Caro benzina: qualcosa non torna ai consumatori

Spostarsi in macchina? Sta diventando sempre più difficile, almeno se – come è vero per la maggioranza degli italiani – la vettura è alimentata a benzina o gasolio. I prezzi dei carburanti, infatti, sono tornati a volare e nei giorni scorsi sono arrivati a livelli altissimi. Le associazioni di consumatori, però, denunciano una stortura, sottolineando come, a differenza del passato, il costo della materia prima non sia così elevato da giustificare i rincari.

Come nel 2008
Nei giorni passati, i prezzi dei carburanti hanno toccato quota 1,45 euro al litro per la benzina e 1,33 euro al litro per il gasolio. Livelli simili erano stati registrati nel 2008, quando, in piena “emergenza petrolio”, il costo del greggio aveva superato i 100 dollari al barile. Oggi, tuttavia, a fronte di una sostanziale parità dei prezzi alla pompa rispetto a due anni fa, il costo del greggio è sensibilmente più basso.

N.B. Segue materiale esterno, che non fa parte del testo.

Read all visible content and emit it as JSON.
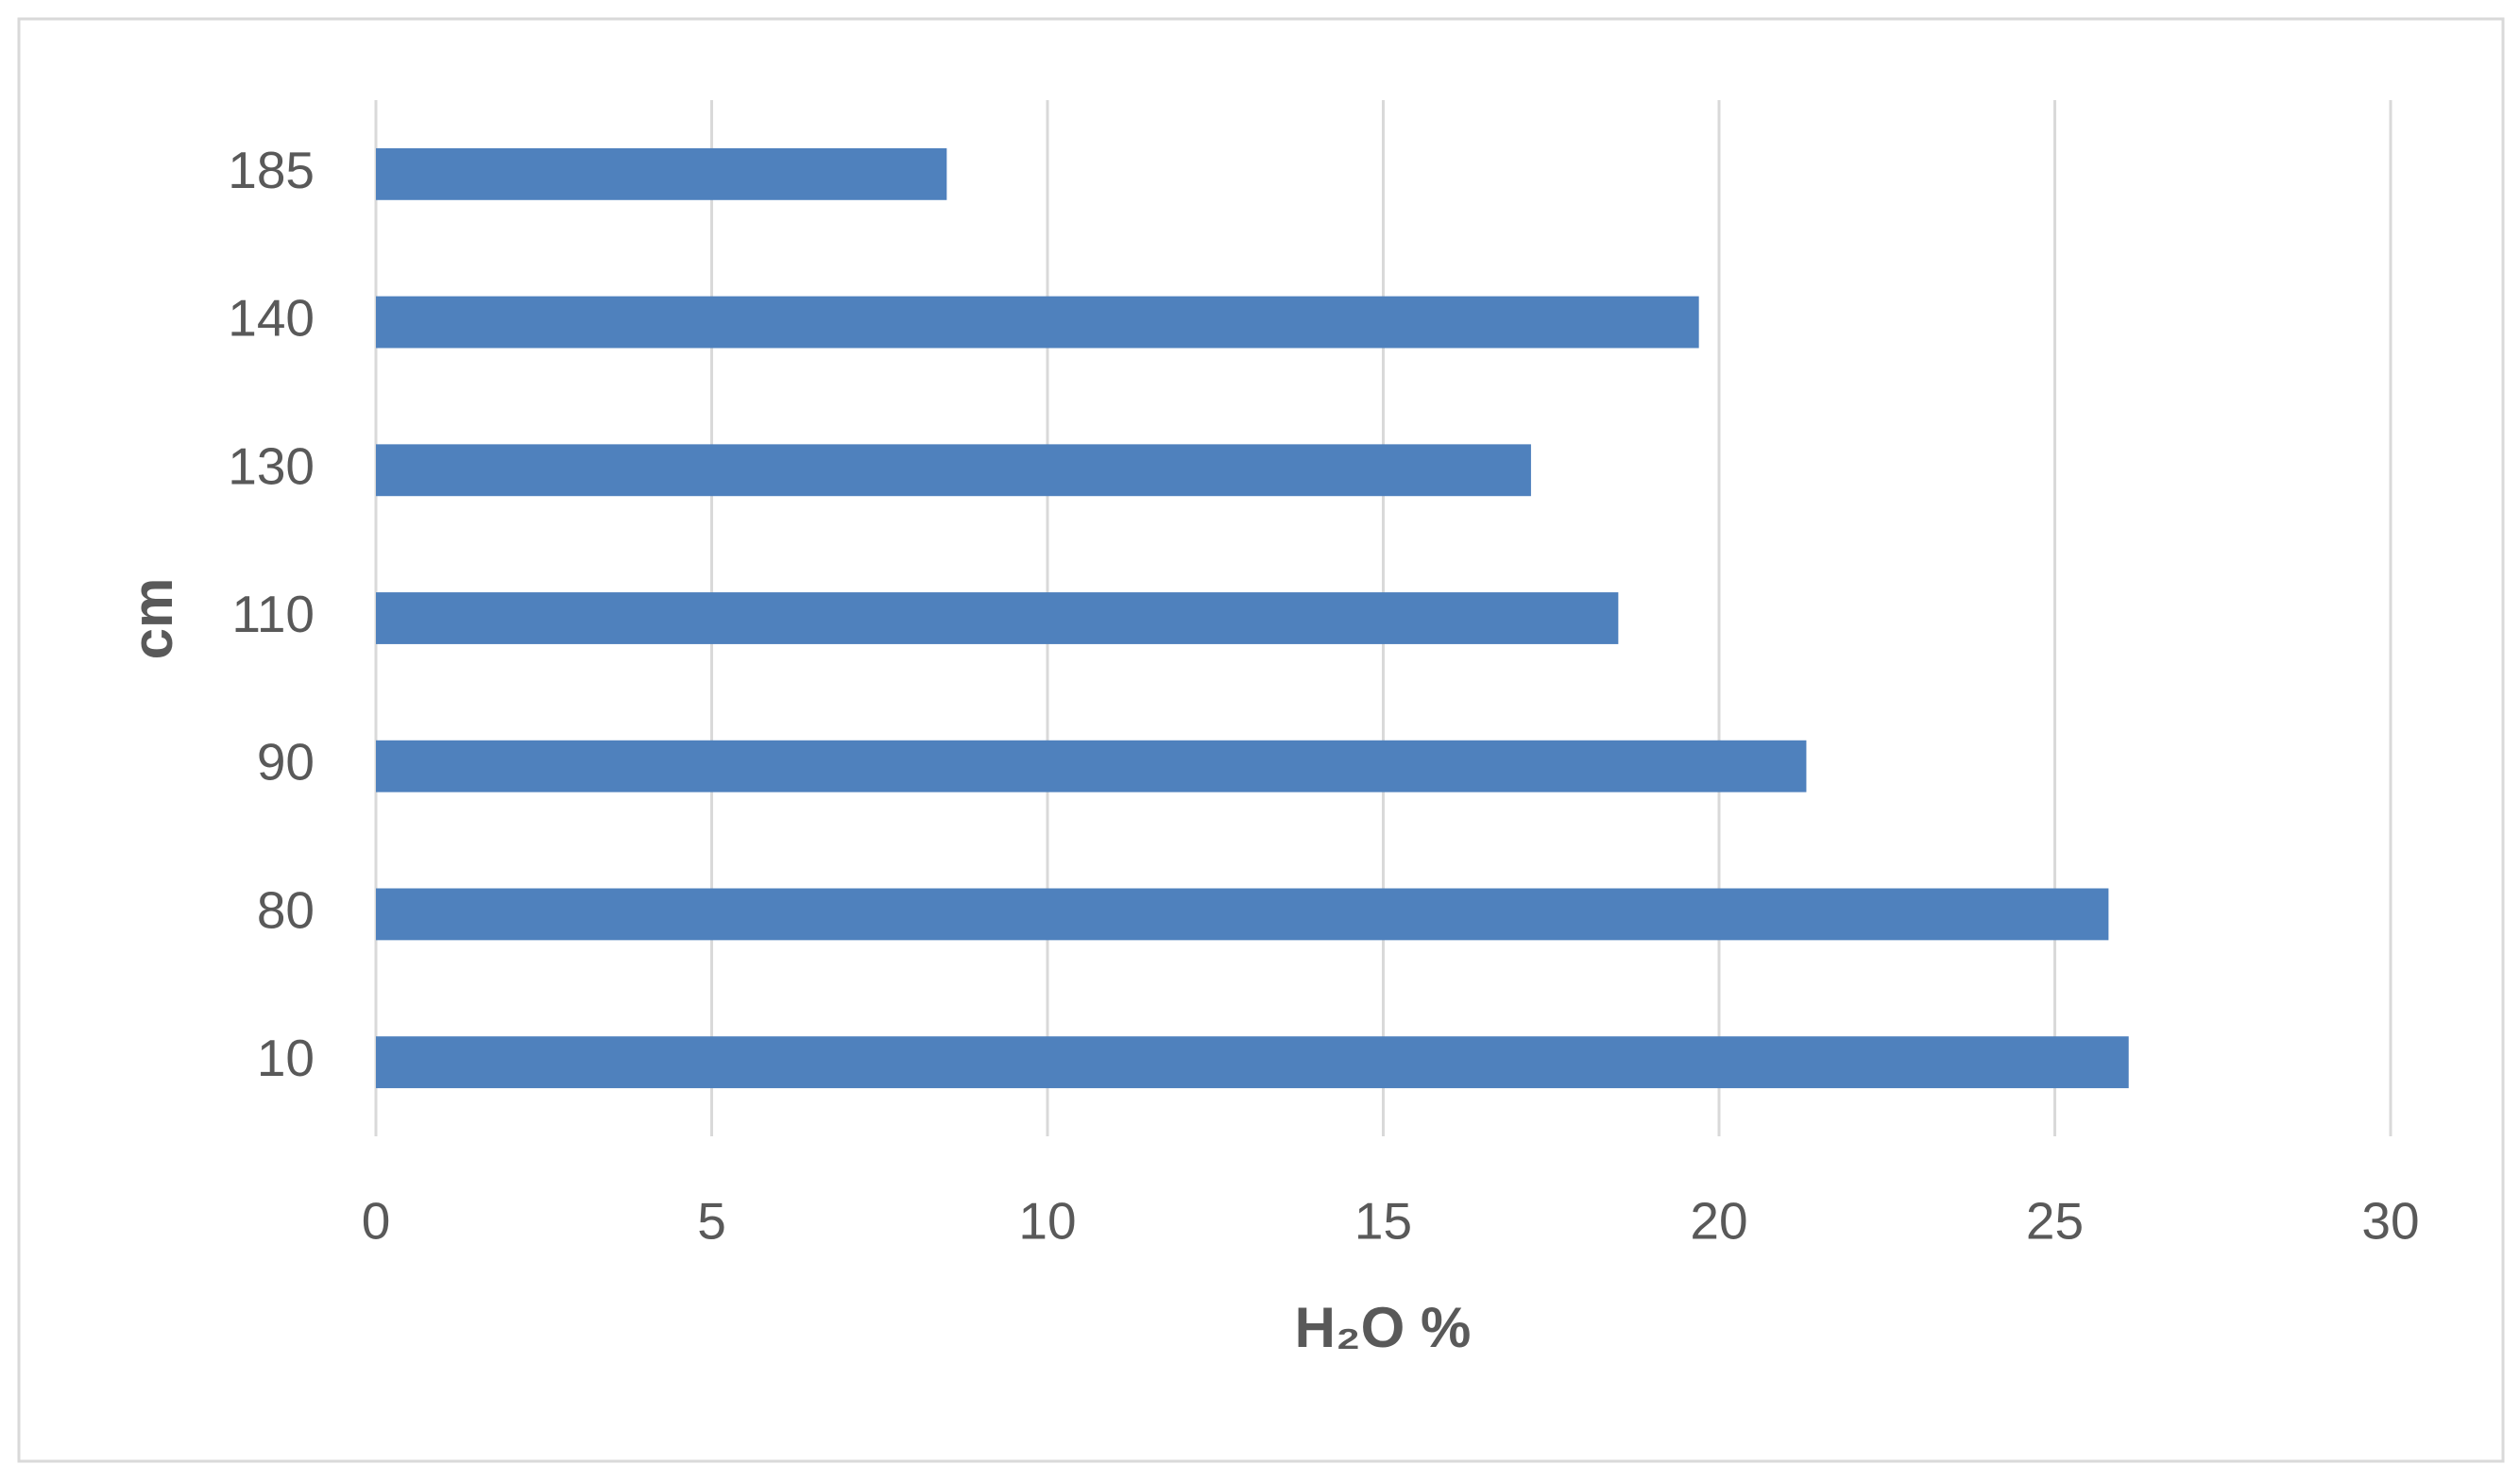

Questa, almeno, è l’analisi effettuata da Federconsumatori e Adusbef, che fanno sapere che facendo un confronto con quanto accadeva nel 2008: “Oggi il costo della materia prima si attesta a 89,35 dollari al barile, quindi anche considerando la perdita di terreno dell’euro, la benzina dovrebbe comunque costare 7-8 centesimi in meno”.

Dal loro punto di osservazione, le due associazioni di consumatori, parlando per bocca dei presidenti, Rosario Trefiletti (Federconsumatori) ed Elio Lannutti (Adusbef), temono pesanti ripercussioni sulle finanze degli automobilisti italiani: “Così facendo, questo sovrapprezzo comporta pesanti ricadute per gli automobilisti, pari a 96 euro annui per costi diretti e 83 euro per costi indiretti”.